Как можно предаваться сну в эти ясные, тихие, прозрачные дни приполярной весны и короткого северного лета. Почти незаходящее солнце греет мягко и ласково, кажется, что видишь и слышишь, как растёт под его лучами трава, просыпается кругом жизнь. Смотришь в тундру и чувствуешь её величественный размах, погружённый в тишину, которую не нарушают, а точно тонут в ней, звуки свободной первобытной природы. Доносится гоготанье гусей с озёр, свистят поднимающиеся с земли ржанки, завывают сторожкие и хитрые гагары, слышится резкий голос какого-то хищника, подравшегося из-за добычи с белой, далеко видной в тундре, полярной совой, с задорным криком взмоет над тундрой петушок-куропатка и — тишина… Только шумит в стороне весенний ручей, каскадом падающий с обрыва.
В один из таких дней пограничники сидели у вырытой на окраине поста землянки старого чукчи Окоя, когда-то самостоятельно кочевавшего со своим табуном. Польстился Окой на хорошие зимние пастбища у моря и подогнал туда своих оленей. Подул с моря тёплый влажный ветер, а потом ударил мороз, и погубила оленей смертоносная гололедица. Не в силах были они достать мох из-подо льда, не могли и убежать — скользили, разъезжались ноги — и обессиленные, измученные животные падали и подыхали. По костям своих оленей Окой проследил весь их путь, проследил, как его табун растаял, словно снег весной. И стал Окой ловить рыбу на посту и перебиваться чёрной работой то у одного, то у другого…

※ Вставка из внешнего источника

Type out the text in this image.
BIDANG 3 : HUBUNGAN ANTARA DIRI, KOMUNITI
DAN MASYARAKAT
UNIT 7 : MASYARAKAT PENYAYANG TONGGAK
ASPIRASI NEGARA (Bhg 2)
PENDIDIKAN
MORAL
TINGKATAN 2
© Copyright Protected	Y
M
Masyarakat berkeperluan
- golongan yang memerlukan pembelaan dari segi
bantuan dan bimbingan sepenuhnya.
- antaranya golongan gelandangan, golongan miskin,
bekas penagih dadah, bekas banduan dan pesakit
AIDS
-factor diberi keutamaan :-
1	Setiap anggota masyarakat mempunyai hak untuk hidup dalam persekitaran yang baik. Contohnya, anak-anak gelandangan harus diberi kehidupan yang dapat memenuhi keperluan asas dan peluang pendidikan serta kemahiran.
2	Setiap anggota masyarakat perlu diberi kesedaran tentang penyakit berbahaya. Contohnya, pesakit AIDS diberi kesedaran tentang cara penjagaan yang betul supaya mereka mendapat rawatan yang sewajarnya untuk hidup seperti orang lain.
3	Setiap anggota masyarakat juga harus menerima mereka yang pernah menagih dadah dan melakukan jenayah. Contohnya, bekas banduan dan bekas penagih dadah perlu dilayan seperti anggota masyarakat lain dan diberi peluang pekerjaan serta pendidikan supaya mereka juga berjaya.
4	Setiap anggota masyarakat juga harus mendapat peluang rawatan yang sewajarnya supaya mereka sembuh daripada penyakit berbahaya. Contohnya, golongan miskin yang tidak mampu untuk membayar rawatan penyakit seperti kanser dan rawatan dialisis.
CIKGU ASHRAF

Окой развивал пограничникам, не больше, не меньше, как анимистическую теорию религиозного мировоззрения, повторяя для ясности некоторые фразы ломаным русским языком. Шитиков, служивший переводчиком у начальника уезда, переводил. В общем, по Окою, получалась такая концепция:
— В речном яру живёт человек, — говорил Окой, — голос там существует и говорит. Маленькая серенькая плиска с синей грудью шаманит на ветке… Дерево дрожит и плачет под топором, как бубен под колотушкой… Всё, что существует, живёт… Духи окружают людей. Всё наполнено жизнью и голосами — светильник ходит, стены имеют свой голос, и даже урыльник имеет свою страну и шатёр, и жену, и детей… Шкурки песцов в мешках разговаривают по ночам. Рога на могилах ходят дозором по кладбищу, и сами покойники встают и приходят к живым. В небе живут солнце и луна, а звёзды — это их дети. Всё живёт.

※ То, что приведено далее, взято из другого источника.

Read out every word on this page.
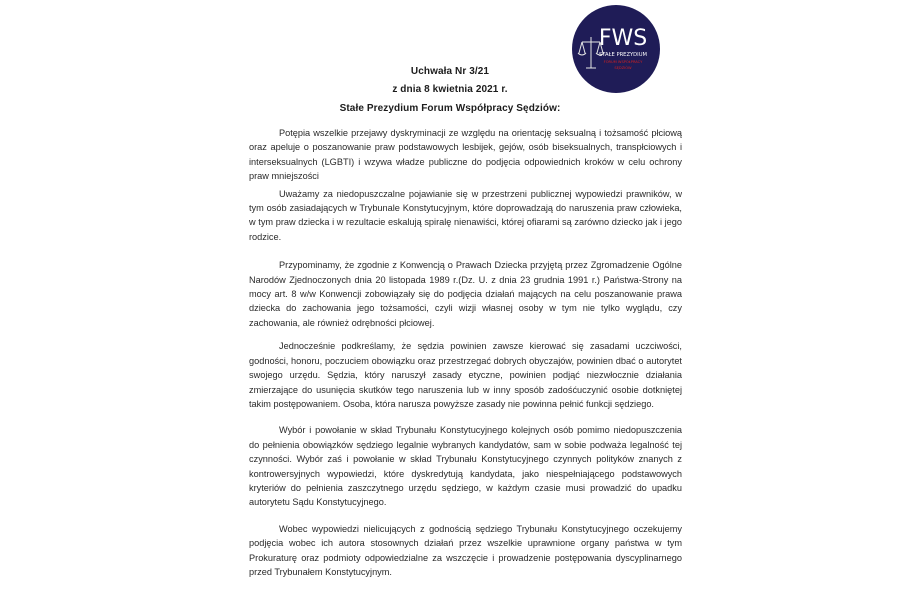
FWS
STAŁE PREZYDIUM
FORUM WSPÓŁPRACY
SĘDZIÓW
Uchwała Nr 3/21
z dnia 8 kwietnia 2021 r.
Stałe Prezydium Forum Współpracy Sędziów:

Potępia wszelkie przejawy dyskryminacji ze względu na orientację seksualną i tożsamość płciową oraz apeluje o poszanowanie praw podstawowych lesbijek, gejów, osób biseksualnych, transpłciowych i interseksualnych (LGBTI) i wzywa władze publiczne do podjęcia odpowiednich kroków w celu ochrony praw mniejszości

Uważamy za niedopuszczalne pojawianie się w przestrzeni publicznej wypowiedzi prawników, w tym osób zasiadających w Trybunale Konstytucyjnym, które doprowadzają do naruszenia praw człowieka, w tym praw dziecka i w rezultacie eskalują spiralę nienawiści, której ofiarami są zarówno dziecko jak i jego rodzice.

Przypominamy, że zgodnie z Konwencją o Prawach Dziecka przyjętą przez Zgromadzenie Ogólne Narodów Zjednoczonych dnia 20 listopada 1989 r.(Dz. U. z dnia 23 grudnia 1991 r.) Państwa-Strony na mocy art. 8 w/w Konwencji zobowiązały się do podjęcia działań mających na celu poszanowanie prawa dziecka do zachowania jego tożsamości, czyli wizji własnej osoby w tym nie tylko wyglądu, czy zachowania, ale również odrębności płciowej.

Jednocześnie podkreślamy, że sędzia powinien zawsze kierować się zasadami uczciwości, godności, honoru, poczuciem obowiązku oraz przestrzegać dobrych obyczajów, powinien dbać o autorytet swojego urzędu. Sędzia, który naruszył zasady etyczne, powinien podjąć niezwłocznie działania zmierzające do usunięcia skutków tego naruszenia lub w inny sposób zadośćuczynić osobie dotkniętej takim postępowaniem. Osoba, która narusza powyższe zasady nie powinna pełnić funkcji sędziego.

Wybór i powołanie w skład Trybunału Konstytucyjnego kolejnych osób pomimo niedopuszczenia do pełnienia obowiązków sędziego legalnie wybranych kandydatów, sam w sobie podważa legalność tej czynności. Wybór zaś i powołanie w skład Trybunału Konstytucyjnego czynnych polityków znanych z kontrowersyjnych wypowiedzi, które dyskredytują kandydata, jako niespełniającego podstawowych kryteriów do pełnienia zaszczytnego urzędu sędziego, w każdym czasie musi prowadzić do upadku autorytetu Sądu Konstytucyjnego.

Wobec wypowiedzi nielicujących z godnością sędziego Trybunału Konstytucyjnego oczekujemy podjęcia wobec ich autora stosownych działań przez wszelkie uprawnione organy państwa w tym Prokuraturę oraz podmioty odpowiedzialne za wszczęcie i prowadzenie postępowania dyscyplinarnego przed Trybunałem Konstytucyjnym.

— Вот так символ веры, — сказал негромко Ливанов, а Толкачёв в стремлении ниспровергнуть эту систему взглядов спросил:
— А камни и облака тоже живут?
И получил ответ:
— Если камень лежит — он мёртвый, если катится с горы — живой. Если облако бежит по небу — оно живёт…
— Эх, отец, а не был ли ты случайно этим, как его… шаманом? Ну-ка переведи, — сказал Илюхин, чувствуя во взгляде старика что-тб чуждое, враждебное.
— Кто поверит шаману, у которого погиб табун оленей? — ответил вопросом Окой.
— Ты, Окой, не виляй, прямо говори…
Неизвестно, куда завёл бы этот философский диспут, но в это время из-за кладбища вынеслась шхуна. «Тра-та-та… тра-та-та… тра-та-та…» — бойко татакал её мотор. Шхуна шла прямо к посёлку. На флагштоке трепыхался флаг с красными полосами и белыми звёздами по синему полю.
— В ружьё! — донеслась из казармы команда Воронцова. Пограничники побежали, перегоняя один другого…
Когда вельбот погранотряда подошёл к шхуне, она уже стояла на якоре недалеко от устья Казачки, как раз напротив ревкома.
Первым на борт шхуны ловко прыгнул Букин. За ним неторопливо перелез Воронцов. За командиром перебрались взятые им на шхуну пограничники: Кравченко, Илюхин, Чеботарёв, Соболев.